The report, requested in 2012 by the 179-nation WHO treaty for controlling tobacco, will be discussed at a conference in Moscow in October. If the recommendations are adopted, the next step would be for nations to strengthen their laws and policies to meet the treaty obligations, according to the news outlet.
"E-cigarettes are a story of both risks and promises. In a sense, they are a double-edged sword," Dr.

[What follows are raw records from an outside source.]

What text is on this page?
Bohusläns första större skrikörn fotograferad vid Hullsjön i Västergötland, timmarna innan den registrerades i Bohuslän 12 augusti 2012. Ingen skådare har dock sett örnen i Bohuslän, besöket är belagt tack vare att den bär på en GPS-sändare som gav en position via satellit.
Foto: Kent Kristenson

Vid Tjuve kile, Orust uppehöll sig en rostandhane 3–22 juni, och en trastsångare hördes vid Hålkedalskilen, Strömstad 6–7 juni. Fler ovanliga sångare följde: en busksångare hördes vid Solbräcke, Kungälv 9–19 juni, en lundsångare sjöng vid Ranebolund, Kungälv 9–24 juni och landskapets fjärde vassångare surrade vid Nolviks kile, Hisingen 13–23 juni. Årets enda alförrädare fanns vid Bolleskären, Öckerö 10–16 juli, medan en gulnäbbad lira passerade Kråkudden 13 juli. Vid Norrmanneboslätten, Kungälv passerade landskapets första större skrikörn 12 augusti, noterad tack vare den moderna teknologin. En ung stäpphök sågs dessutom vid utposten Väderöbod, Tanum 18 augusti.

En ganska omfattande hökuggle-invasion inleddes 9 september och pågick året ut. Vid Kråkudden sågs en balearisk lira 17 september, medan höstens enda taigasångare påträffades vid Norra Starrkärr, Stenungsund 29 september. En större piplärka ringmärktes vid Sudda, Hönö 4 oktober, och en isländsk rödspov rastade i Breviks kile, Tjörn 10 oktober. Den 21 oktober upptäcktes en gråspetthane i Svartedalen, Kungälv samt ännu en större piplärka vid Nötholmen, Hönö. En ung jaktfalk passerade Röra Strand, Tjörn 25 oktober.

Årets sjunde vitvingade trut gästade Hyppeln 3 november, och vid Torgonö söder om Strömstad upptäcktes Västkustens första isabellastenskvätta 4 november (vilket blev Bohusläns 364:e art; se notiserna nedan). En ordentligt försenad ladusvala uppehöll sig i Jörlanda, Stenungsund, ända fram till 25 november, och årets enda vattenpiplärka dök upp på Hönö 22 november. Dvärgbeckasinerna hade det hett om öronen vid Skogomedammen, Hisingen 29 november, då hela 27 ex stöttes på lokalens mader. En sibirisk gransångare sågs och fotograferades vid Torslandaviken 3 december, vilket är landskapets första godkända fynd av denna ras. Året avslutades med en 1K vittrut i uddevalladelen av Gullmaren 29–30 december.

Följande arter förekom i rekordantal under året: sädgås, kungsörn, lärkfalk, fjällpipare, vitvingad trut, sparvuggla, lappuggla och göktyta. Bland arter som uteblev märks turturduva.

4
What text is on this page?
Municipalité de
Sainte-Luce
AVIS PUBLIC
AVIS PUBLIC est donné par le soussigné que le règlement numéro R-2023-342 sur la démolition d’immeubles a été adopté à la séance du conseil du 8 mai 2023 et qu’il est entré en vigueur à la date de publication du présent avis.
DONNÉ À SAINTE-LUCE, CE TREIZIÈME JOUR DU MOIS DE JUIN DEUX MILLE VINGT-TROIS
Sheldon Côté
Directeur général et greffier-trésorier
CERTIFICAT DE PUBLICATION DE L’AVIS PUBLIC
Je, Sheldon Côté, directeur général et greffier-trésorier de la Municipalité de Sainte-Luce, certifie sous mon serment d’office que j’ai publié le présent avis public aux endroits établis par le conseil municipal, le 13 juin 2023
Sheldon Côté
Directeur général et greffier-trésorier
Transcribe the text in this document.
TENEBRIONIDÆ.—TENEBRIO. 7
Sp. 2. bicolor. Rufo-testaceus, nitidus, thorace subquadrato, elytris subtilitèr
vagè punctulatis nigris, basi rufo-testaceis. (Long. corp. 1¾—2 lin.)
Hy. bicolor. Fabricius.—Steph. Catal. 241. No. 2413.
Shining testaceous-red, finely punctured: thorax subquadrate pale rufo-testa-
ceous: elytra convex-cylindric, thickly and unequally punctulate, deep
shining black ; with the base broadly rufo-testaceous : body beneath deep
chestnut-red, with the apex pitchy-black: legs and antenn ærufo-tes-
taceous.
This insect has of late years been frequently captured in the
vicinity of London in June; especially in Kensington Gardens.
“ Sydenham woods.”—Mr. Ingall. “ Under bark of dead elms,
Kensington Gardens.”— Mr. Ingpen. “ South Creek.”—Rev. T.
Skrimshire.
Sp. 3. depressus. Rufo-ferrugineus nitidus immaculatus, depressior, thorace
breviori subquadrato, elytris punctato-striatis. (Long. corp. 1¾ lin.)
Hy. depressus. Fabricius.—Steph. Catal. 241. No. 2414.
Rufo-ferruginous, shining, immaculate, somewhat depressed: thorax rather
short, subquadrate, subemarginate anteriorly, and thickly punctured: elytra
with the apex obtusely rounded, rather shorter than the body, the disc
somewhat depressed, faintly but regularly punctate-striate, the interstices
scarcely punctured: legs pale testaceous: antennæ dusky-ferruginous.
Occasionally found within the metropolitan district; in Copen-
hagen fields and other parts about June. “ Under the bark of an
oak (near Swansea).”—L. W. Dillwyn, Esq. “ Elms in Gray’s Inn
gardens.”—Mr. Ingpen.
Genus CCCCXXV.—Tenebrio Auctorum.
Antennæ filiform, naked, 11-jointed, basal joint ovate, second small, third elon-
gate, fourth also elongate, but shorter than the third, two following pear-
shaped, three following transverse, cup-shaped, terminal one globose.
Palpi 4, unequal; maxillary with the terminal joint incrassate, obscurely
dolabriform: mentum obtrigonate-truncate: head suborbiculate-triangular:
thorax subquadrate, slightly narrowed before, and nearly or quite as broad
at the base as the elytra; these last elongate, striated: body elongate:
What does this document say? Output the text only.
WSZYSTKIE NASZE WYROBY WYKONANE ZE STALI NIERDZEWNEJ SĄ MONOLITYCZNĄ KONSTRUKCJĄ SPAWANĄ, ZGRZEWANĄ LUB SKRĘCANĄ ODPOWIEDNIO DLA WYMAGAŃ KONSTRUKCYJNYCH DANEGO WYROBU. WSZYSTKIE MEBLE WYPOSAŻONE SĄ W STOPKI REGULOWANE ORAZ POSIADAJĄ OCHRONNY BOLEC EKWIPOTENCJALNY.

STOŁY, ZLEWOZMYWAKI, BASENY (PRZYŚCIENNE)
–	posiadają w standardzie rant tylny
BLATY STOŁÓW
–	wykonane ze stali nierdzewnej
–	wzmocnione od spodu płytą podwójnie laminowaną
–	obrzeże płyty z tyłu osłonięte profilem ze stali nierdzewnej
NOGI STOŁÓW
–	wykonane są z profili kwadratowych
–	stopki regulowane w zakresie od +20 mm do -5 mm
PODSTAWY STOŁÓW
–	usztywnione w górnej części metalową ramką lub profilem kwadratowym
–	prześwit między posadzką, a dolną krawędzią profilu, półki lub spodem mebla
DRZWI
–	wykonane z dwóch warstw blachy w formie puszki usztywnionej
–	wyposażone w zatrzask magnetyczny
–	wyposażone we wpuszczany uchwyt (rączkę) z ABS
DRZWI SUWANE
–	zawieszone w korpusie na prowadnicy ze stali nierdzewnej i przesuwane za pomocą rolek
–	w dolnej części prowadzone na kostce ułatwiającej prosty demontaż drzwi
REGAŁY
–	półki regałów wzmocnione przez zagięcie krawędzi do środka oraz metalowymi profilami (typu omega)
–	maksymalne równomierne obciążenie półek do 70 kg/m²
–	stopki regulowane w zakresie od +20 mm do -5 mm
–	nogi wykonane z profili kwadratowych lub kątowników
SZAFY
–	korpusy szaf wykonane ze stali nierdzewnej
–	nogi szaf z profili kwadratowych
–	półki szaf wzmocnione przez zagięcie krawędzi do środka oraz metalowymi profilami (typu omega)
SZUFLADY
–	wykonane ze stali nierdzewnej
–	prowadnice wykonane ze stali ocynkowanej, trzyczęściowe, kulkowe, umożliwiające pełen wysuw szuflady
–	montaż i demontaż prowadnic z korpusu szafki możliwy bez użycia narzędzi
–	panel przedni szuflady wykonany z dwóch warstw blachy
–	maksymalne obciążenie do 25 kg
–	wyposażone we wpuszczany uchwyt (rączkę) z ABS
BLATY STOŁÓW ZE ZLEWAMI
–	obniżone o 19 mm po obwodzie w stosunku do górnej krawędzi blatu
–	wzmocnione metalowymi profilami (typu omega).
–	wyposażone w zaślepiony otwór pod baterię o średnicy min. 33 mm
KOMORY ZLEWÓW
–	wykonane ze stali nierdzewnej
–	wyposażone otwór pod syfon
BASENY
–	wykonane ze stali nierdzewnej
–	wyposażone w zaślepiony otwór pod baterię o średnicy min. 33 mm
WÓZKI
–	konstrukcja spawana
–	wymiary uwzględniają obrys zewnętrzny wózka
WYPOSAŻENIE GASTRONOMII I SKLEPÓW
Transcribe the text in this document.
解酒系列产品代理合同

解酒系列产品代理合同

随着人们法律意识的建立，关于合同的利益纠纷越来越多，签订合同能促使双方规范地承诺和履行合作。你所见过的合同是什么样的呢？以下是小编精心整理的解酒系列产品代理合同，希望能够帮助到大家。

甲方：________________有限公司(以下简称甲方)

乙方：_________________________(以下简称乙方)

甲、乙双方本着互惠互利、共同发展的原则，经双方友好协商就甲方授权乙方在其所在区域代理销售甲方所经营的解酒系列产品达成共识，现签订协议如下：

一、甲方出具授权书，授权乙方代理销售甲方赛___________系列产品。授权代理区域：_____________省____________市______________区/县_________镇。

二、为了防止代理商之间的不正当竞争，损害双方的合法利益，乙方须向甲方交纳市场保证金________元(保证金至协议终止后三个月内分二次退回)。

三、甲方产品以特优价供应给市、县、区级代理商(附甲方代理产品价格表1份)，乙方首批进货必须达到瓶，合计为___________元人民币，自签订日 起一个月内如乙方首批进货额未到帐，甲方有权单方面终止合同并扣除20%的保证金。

Douglas Bettcher, director of WHO's Department for Prevention of Non-communicable Diseases, told reporters. "The tobacco industry is taking greater share -- as public health partners pretending to be part of the solution to the health disaster they have created."
Sales are banned in 13 of the 59 countries that regulate the devices, the WHO reported, but most of those 13 countries say they are still available because of illicit trade and cross-border Internet sales, the AP added.
Even if tougher regulations take hold, they may not apply in the United States. According to Vivian Azer, Cowen & Co.'s director and senior research analyst specializing in the beverage and tobacco sectors, WHO began taking formal action against tobacco in 2005 with the Framework Convention on a Tobacco Control (FCTC), which has since been ratified by 179 states. However, the United States is the only non-signatory state and thus is not obliged to implement measures in the FCTC.
Not everyone agrees with the agency's policy push.
"The WHO recommendations will do more harm than good, ironically protect cigarette sales, and do little to decrease the avoidable burden of non-communicable diseases," said Gerry Stimson, Emeritus Professor at Imperial College, London and co-director of Knowledge-Action-Change. "What is needed is light-touch regulation and a proper appreciation of tradeoffs between regulation to protect consumers whilst not destroying the value these products offer to smokers who want to quit smoking."
In May, Stimson and more than 50 other leading scientists submitted a letter to WHO Director General Margaret Chan, urging the organization not to treat electronic cigarette regulation in the same manner as traditional tobacco.